In today's parsha we hear about Moses acquiring some new skills. He speaks with his new mentor, Adonoi. You just can't do better than that for a mentor. But, even so, Moses is daunted. Finally Adonoi gets tired of Moses' overthinking and tells him to just go out and do it.
I can in some small sense have an idea what it might have been like for Moses, and Aaron, and Miriam to roll with the tide of events. At this point in time, we are reminded that Moses is 80, Aaron is 83 and Miriam is at least 87 years old. I try to imagine them getting up in the mornings (without benefit of coffee--and then up each day for the next 40 years!)
We hear that our guys, Moses and Aaron, try to rally their dispirited and disheartened community. Then they are off to speak to Pharaoh; then, they're back to persuade the community to trek off from home base, and lose three days of work for a spiritual retreat in the wilderness.
The story continues with twists and turns and plagues--and the parsha ends (to be continued next week) with the Israelites still enslaved, Pharaoh still uncooperative, and the boys (who are 80 and 83) still with so much more to do.
Medieval commentator Ovadia Seforno (Spain 1500s) commented on Exodus 7:7 verse: In spite of their advanced age they rose up with enthusiasm to fulfill the will of their Creator Indeed he who had reached the age of 80, even in those days, had already passed the age of elder status and reached those of strength, as Moses attests to in the psalm ascribed to him, Psalm 90: The days of our years are 70, or even by reason of strength, eighty years. (P 90:10)
The cool thing about these three, Moses, Aaron and Miriam, is that they rose up and did all those remarkable things. These octogenarians, the ultimate poster children for AARP.
As Jews we are called upon to do amazing feats--at any age. I watched a documentary last week about a 91 year old Holocaust survivor who speaks to prisoners and to schoolchildren AND runs a her own small business 6 days a week. Why does she do it? Because she feels called to speak on behalf of all those who cannot speak. And what she has to say resonates 70 years later, to convicts, to trauma survivors, to schoolchildren. They all know she understands what it is like to be imprisoned and powerless--and yet to emerge with and to effect a different life script--one of service and compassion.

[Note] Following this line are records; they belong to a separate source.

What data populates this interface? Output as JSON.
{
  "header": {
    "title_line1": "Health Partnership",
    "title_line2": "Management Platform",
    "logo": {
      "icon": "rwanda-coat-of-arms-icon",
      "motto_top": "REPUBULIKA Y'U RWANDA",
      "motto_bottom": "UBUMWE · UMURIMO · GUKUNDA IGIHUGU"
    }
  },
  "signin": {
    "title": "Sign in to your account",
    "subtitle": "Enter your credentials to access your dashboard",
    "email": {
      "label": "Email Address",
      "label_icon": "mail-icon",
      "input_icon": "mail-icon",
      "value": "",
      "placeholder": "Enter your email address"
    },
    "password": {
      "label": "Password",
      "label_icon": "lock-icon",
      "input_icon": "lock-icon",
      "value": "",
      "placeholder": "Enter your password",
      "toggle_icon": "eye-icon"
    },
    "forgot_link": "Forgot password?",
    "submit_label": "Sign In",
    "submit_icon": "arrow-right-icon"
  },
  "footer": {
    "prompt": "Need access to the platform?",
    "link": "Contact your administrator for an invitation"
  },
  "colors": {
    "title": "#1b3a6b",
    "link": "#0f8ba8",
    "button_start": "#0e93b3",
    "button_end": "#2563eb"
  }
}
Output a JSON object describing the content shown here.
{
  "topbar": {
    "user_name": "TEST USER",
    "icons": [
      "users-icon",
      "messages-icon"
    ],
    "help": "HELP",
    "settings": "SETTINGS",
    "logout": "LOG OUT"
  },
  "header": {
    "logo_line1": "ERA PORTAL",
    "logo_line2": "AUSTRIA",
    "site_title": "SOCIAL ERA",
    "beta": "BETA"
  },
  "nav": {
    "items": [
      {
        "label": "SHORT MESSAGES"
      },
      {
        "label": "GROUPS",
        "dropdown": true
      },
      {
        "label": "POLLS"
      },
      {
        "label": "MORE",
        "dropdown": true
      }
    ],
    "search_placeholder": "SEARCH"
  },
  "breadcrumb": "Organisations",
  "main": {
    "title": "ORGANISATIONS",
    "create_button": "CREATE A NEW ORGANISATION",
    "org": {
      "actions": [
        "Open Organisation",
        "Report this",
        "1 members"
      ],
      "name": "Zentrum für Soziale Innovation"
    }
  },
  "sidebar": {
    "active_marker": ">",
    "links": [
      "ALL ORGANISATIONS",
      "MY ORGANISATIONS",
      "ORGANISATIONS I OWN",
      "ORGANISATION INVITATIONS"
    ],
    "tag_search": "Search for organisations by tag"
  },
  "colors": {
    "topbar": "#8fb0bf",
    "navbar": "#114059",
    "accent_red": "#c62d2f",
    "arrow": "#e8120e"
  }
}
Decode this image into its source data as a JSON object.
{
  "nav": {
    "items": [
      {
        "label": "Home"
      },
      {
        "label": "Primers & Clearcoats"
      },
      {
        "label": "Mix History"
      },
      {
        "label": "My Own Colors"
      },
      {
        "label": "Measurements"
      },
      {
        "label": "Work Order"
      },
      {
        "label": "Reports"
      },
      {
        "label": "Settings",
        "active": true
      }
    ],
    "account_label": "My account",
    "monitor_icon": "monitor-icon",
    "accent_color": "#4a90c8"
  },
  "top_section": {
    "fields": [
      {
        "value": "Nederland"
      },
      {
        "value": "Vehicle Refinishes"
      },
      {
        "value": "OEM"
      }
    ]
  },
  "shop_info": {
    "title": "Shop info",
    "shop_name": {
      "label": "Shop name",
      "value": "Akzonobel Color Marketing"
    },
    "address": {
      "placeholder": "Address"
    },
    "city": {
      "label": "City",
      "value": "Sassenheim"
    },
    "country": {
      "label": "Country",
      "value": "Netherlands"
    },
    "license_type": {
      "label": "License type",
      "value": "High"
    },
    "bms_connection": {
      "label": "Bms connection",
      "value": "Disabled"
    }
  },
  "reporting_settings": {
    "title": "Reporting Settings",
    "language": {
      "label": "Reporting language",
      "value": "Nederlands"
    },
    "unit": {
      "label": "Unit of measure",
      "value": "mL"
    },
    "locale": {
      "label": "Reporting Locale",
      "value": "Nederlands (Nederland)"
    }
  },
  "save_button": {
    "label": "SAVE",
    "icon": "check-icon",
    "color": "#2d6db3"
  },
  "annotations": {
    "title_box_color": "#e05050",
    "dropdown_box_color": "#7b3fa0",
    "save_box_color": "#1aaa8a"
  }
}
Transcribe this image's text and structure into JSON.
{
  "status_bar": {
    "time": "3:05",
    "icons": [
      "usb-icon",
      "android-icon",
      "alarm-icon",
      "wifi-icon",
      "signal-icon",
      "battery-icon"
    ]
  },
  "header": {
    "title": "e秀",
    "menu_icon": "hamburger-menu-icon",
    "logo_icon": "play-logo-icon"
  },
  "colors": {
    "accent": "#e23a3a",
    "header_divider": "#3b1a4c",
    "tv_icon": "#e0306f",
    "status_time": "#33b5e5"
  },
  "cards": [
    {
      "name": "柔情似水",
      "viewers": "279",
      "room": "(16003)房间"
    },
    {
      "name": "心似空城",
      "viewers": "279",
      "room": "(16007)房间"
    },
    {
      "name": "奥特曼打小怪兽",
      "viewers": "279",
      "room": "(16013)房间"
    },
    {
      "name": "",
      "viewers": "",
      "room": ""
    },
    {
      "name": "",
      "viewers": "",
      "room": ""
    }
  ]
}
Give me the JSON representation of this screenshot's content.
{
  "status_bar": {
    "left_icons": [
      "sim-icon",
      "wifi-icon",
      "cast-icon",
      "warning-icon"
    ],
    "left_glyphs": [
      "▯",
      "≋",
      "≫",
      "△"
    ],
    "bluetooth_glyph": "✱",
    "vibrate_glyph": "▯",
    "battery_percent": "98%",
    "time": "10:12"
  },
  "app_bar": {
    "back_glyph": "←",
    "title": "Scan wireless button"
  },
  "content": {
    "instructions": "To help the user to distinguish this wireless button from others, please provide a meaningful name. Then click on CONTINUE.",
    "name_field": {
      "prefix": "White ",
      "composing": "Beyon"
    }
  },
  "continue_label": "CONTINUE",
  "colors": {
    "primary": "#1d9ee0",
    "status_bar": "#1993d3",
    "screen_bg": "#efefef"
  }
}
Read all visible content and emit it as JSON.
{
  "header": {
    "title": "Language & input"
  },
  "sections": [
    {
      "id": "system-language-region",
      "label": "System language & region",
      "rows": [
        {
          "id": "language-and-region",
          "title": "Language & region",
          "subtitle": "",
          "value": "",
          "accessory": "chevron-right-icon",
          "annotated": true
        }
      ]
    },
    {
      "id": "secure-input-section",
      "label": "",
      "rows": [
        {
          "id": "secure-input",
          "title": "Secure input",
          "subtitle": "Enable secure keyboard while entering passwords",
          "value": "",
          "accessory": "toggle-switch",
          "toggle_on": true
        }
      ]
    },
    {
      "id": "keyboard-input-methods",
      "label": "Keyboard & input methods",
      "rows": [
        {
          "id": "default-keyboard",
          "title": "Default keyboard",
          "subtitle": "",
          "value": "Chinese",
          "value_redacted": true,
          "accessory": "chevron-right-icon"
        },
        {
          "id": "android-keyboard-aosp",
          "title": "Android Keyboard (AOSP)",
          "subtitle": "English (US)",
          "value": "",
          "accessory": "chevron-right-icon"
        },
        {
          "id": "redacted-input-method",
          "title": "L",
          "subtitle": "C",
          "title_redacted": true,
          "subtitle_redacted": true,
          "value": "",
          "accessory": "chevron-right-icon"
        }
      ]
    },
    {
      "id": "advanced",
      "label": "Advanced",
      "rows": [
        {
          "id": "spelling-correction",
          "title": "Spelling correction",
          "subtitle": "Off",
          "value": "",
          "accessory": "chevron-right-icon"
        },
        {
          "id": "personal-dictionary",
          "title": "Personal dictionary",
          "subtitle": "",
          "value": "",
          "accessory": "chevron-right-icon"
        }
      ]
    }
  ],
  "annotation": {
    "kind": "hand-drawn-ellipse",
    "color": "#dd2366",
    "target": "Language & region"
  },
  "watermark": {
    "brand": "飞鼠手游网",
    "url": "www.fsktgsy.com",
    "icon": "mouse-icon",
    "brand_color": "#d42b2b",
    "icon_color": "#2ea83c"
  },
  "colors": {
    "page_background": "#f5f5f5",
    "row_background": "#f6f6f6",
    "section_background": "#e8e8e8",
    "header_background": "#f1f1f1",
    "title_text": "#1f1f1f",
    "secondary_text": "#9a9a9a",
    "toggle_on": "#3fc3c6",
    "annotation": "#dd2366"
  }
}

We all can say we are too young, too old, too busy, too sad, too frustrated. But regardless what we say, and what we sometimes feel, we as Jews are nevertheless called to act. That inner drive to better the world is neverending. The drive to learn new things and to keep learning at any age is strong. That is what I love about this community and about the Jewish people.
Thank you all again for the honor to be part of this community, and a part our Jewish journey.